The intermediate data is cleaned up after the Hadoop Job complete
35. Calculation to find the number of data nodes
required to store 600 TB of data
• Actual Calculation:
• Disk space utilization – 65 % (differ business to business)
• Compression ratio – 2.3
• Total Storage requirement – 2400/2.3 = 1043.5 TB
• Available disk size for storage – 8*0.65 = 5.2 TB
• Total number of required data nodes (approx.): 1043.5/5.2 = 201 machines
36. Case: Business has predicted 20 % data increase in a quarter
and we need to predict the new machines to be added in a
year.
• Data increase – 20 % over a quarter
• 1st quarter: 1043.5 * 0.2 = 208.7 TB
• 2nd quarter: 1043.5 * 1.2 * 0.2 =
250.44 TB
• 3rd quarter: 1043.5 * (1.2)^2 * 0.2 =
300.5 TB
• 4th quarter: 1043.5 * (1.2)^3 * 0.2 =
360.6 TB
• Additional data nodes requirement
(approx.):
• 1st quarter: 208.7/5.2 = 41 machines
• 2nd quarter: 250.44/5.2 = 49 machines
• 3rd quarter: 300.5/5.2 = 58 machines
• 4th quarter: 360.6/5.2 = 70 machines
Compound Interest Formula: A = P (1 + R/100)ⁿ * percentage of increase
Here, P = 1043.5, R = 20 % Quarterly and n = increment after every quarter.
37. Thought Question
• Imagine that you are uploading a file of 1664MB into HDFS (Hadoop 2.0).

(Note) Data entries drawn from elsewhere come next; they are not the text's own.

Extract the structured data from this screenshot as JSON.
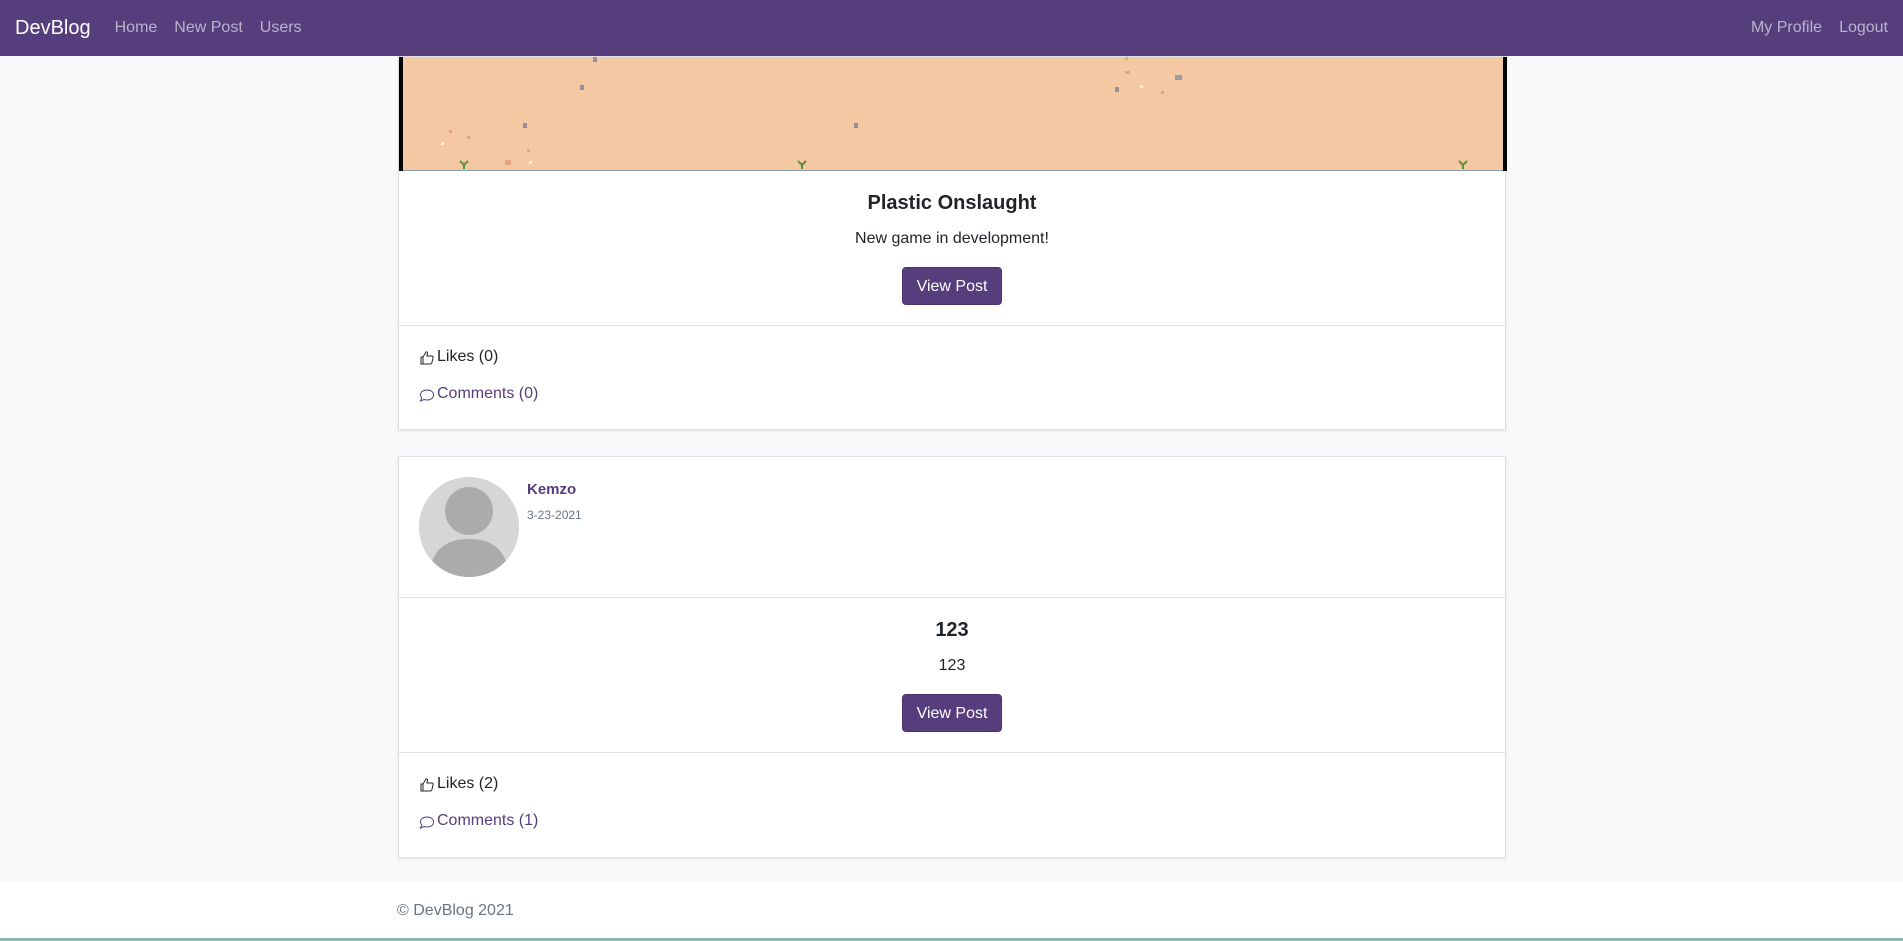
{
  "navbar": {
    "brand": "DevBlog",
    "links": [
      "Home",
      "New Post",
      "Users"
    ],
    "right_links": [
      "My Profile",
      "Logout"
    ]
  },
  "posts": [
    {
      "title": "Plastic Onslaught",
      "description": "New game in development!",
      "button": "View Post",
      "likes": "Likes (0)",
      "comments": "Comments (0)"
    },
    {
      "author": "Kemzo",
      "date": "3-23-2021",
      "title": "123",
      "description": "123",
      "button": "View Post",
      "likes": "Likes (2)",
      "comments": "Comments (1)"
    }
  ],
  "footer": {
    "copyright": "© DevBlog 2021"
  },
  "colors": {
    "brand": "#563d7c",
    "hero_bg": "#f3c8a2"
  },
  "icons": {
    "like": "thumbs-up-icon",
    "comment": "chat-bubble-icon"
  }
}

• 8 blocks are successfully uploaded into HDFS Please find how many blocks are remaining.
• Another client wants to work or read the uploaded data while the upload is still in progress
i.e., data which is updated in 8 blocks. What will happen in such a scenario, will the 8 blocks
of data that is uploaded will it be displayed or available for use?